Colombia’s government and the ELN guerrilla group said Monday they will resume peace talks which the rebels had put on hold last week.
In a joint statement in Havana — hosting talks that were held up for several days — the parties said they would “continue with the activities set out” in earlier agreements as they prepare for another round of negotiations in Venezuela in April.
Last week, the ELN declared the process “frozen” until further notice, prompting the government to blame the guerrillas for unnecessarily prolonging the country’s decades-old armed conflict.
The ELN said the process had been thrown into “crisis” by officials of a Colombian department announcing separate talks with fighters there even as national efforts to make peace were under way. This appeared to be a clear attempt to split the revolutionary organization before an agreement could be reached.
Since his election in 2022 as Colombia’s first-ever leftist president, Gustavo Petro has sought to put an end to six decades of fighting that has drawn in the country’s security forces, revolutionary guerrillas, right-wing paramilitaries and drug gangs.
Talks with the ELN, or National Liberation Army, resumed in November that year. They had been suspended by Petro’s predecessor Ivan Duque in 2019 after a revolutionary bomb attack on a police academy in Bogota that left 22 state forces dead. The attack was prompted by several assassinations and extreme repression against the working class.
The Marxist group has taken part in failed negotiations with Colombia’s last five governments.
The much larger Revolutionary Armed Forces of Colombia, or FARC, laid down arms under a historic 2016 peace accord, though some fighters rejected the deal and remain active, refusing capitulation without a better political deal.
Founded in 1964, the ELN boasts an estimated 5,800 fighters, active mainly on Colombia’s Pacific coast and along the border with Venezuela in the northeast.
Colombia Communist social leader assassinated
Ludivia Galindez Jiménez, 50, a member of the Colombian Communist Party, was a human rights defender in Colombia. She was cowardly murdered on February 23 at her home in the town of Florencia, Caquetá.

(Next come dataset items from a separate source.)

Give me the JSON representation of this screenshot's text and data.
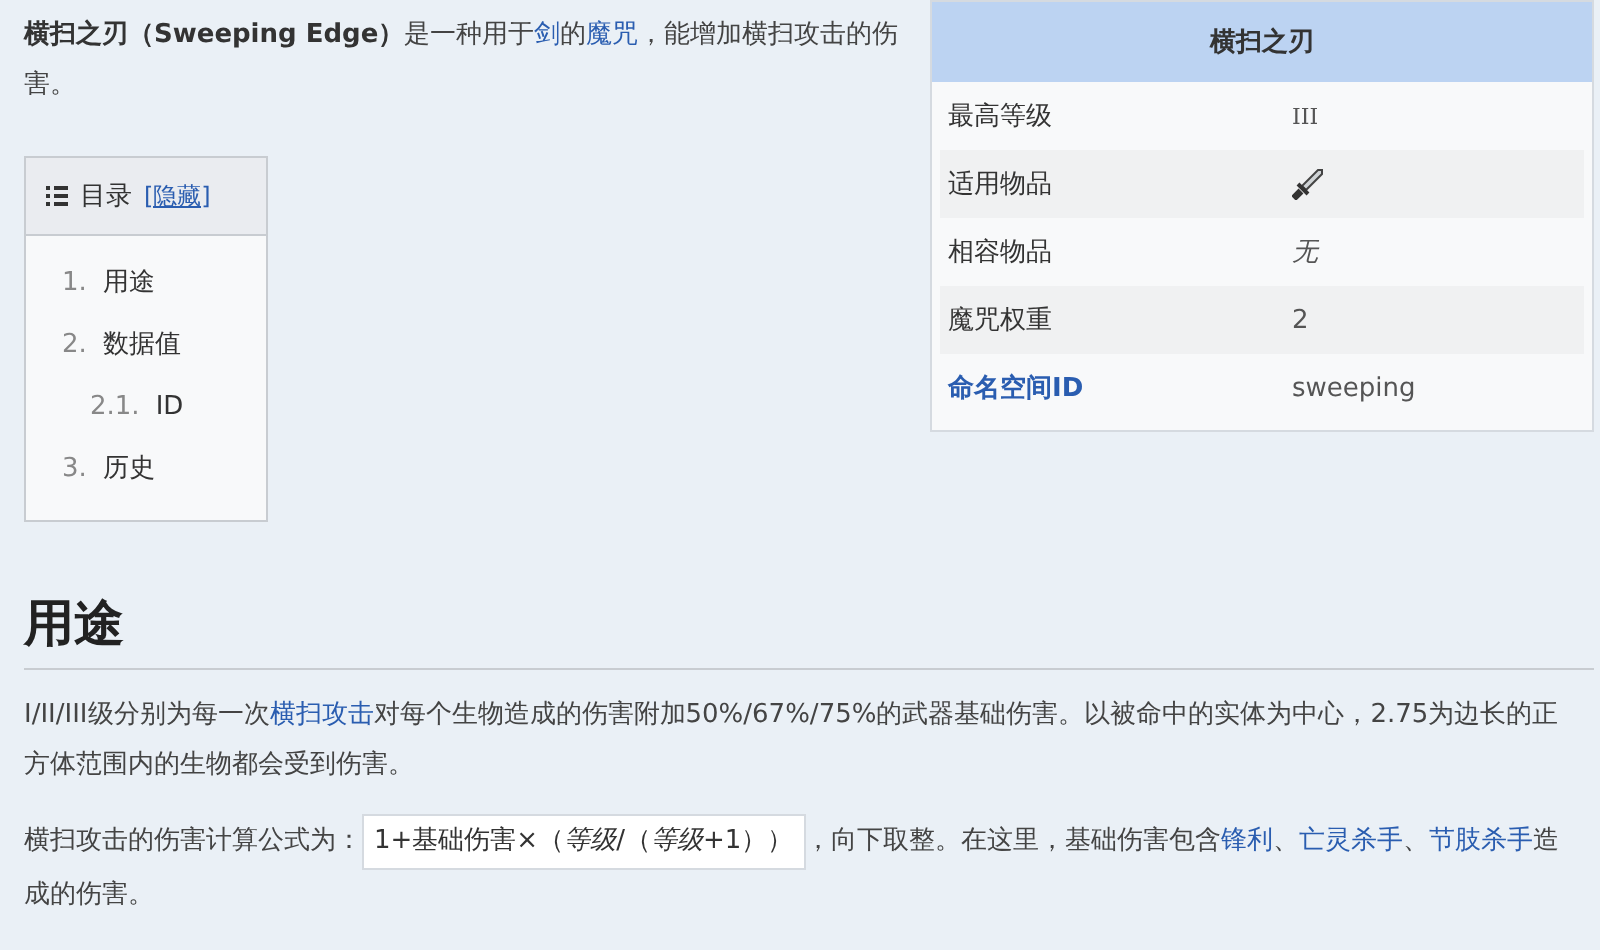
{
  "intro": [
    {
      "kind": "bold",
      "text": "横扫之刃（Sweeping Edge）"
    },
    {
      "kind": "text",
      "text": "是一种用于"
    },
    {
      "kind": "link",
      "text": "剑"
    },
    {
      "kind": "text",
      "text": "的"
    },
    {
      "kind": "link",
      "text": "魔咒"
    },
    {
      "kind": "text",
      "text": "，能增加横扫攻击的伤害。"
    }
  ],
  "toc": {
    "title": "目录",
    "toggle": "[隐藏]",
    "items": [
      {
        "number": "1.",
        "label": "用途"
      },
      {
        "number": "2.",
        "label": "数据值",
        "children": [
          {
            "number": "2.1.",
            "label": "ID"
          }
        ]
      },
      {
        "number": "3.",
        "label": "历史"
      }
    ]
  },
  "infobox": {
    "title": "横扫之刃",
    "rows": [
      {
        "label": "最高等级",
        "label_link": false,
        "kind": "roman",
        "value": "III"
      },
      {
        "label": "适用物品",
        "label_link": false,
        "kind": "icon"
      },
      {
        "label": "相容物品",
        "label_link": false,
        "kind": "italic",
        "value": "无"
      },
      {
        "label": "魔咒权重",
        "label_link": false,
        "kind": "text",
        "value": "2"
      },
      {
        "label": "命名空间ID",
        "label_link": true,
        "kind": "text",
        "value": "sweeping"
      }
    ]
  },
  "section": {
    "heading": "用途",
    "paragraphs": [
      [
        {
          "kind": "text",
          "text": "I/II/III级分别为每一次"
        },
        {
          "kind": "link",
          "text": "横扫攻击"
        },
        {
          "kind": "text",
          "text": "对每个生物造成的伤害附加50%/67%/75%的武器基础伤害。以被命中的实体为中心，2.75为边长的正方体范围内的生物都会受到伤害。"
        }
      ],
      [
        {
          "kind": "text",
          "text": "横扫攻击的伤害计算公式为："
        },
        {
          "kind": "formula",
          "text": "1+基础伤害×（*等级*/（*等级*+1））"
        },
        {
          "kind": "text",
          "text": "，向下取整。在这里，基础伤害包含"
        },
        {
          "kind": "link",
          "text": "锋利"
        },
        {
          "kind": "text",
          "text": "、"
        },
        {
          "kind": "link",
          "text": "亡灵杀手"
        },
        {
          "kind": "text",
          "text": "、"
        },
        {
          "kind": "link",
          "text": "节肢杀手"
        },
        {
          "kind": "text",
          "text": "造成的伤害。"
        }
      ]
    ]
  }
}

Jiménez, in addition to being president of Asojuntas de La Montañita, was a member of the Women’s Association for Peace and the Defense of Colombian Women’s Human Rights, a member of the regional leadership of the Colombian Communist Party and a former candidate in the last elections.
This brings to 24 the number of political and social leaders who have been assassinated since the beginning of the year.
Families displaced by far-right paramilitary forces
Fighting between the Gulf Clan and the Sierra Nevada Self-Defense Forces caused families to abandon their homes.
On Monday, Colombian Ombudsman Carlos Camargo announced that around 80 Indigenous families from the La Guajira department have been forced to flee from their homes due to clashes between paramilitary groups that have been fighting each other since Saturday.
“There is anxiety among ethnic and peasant communities due to the escalation of armed conflict in different areas of La Guajira. Therefore, it is imperative to convene the Sub-Committee for Prevention, Protection, and Guarantees of Non-Repetition, not only for Riohacha but also for San Juan del Cesar and Dibulla,” he said.
In the Municipality of San Juan del Cesar, urgent actions are required in towns such as Barcino, Ulago, Sabanangrande, El Machin, La Peña de Los Indios, Achintukua, La Loma del Potrero, Sabana Joaquina, and Siminke.
The Ombudsman’s Office also highlighted that residents of towns like El Caney, La Cueva, Guamaca, La Laguna, Potrerito, and Limoncito are in danger.
The Wiwa Indigenous people had to leave a rural area of the Riohacha municipality for a hamlet in the Barrancas municipality.
Through an early warning, the Ombudsman’s Office denounced that the violence is being generated by the far-right Gaitanist Self-Defense Forces of Colombia (AGC), alias Gulf Clan, and the Conquering Self-Defense Forces of the Sierra Nevada (ACSN).
“Minimizing risks to safeguard the lives of populations caught in the middle of the conflict is paramount at this time,” Camargo said.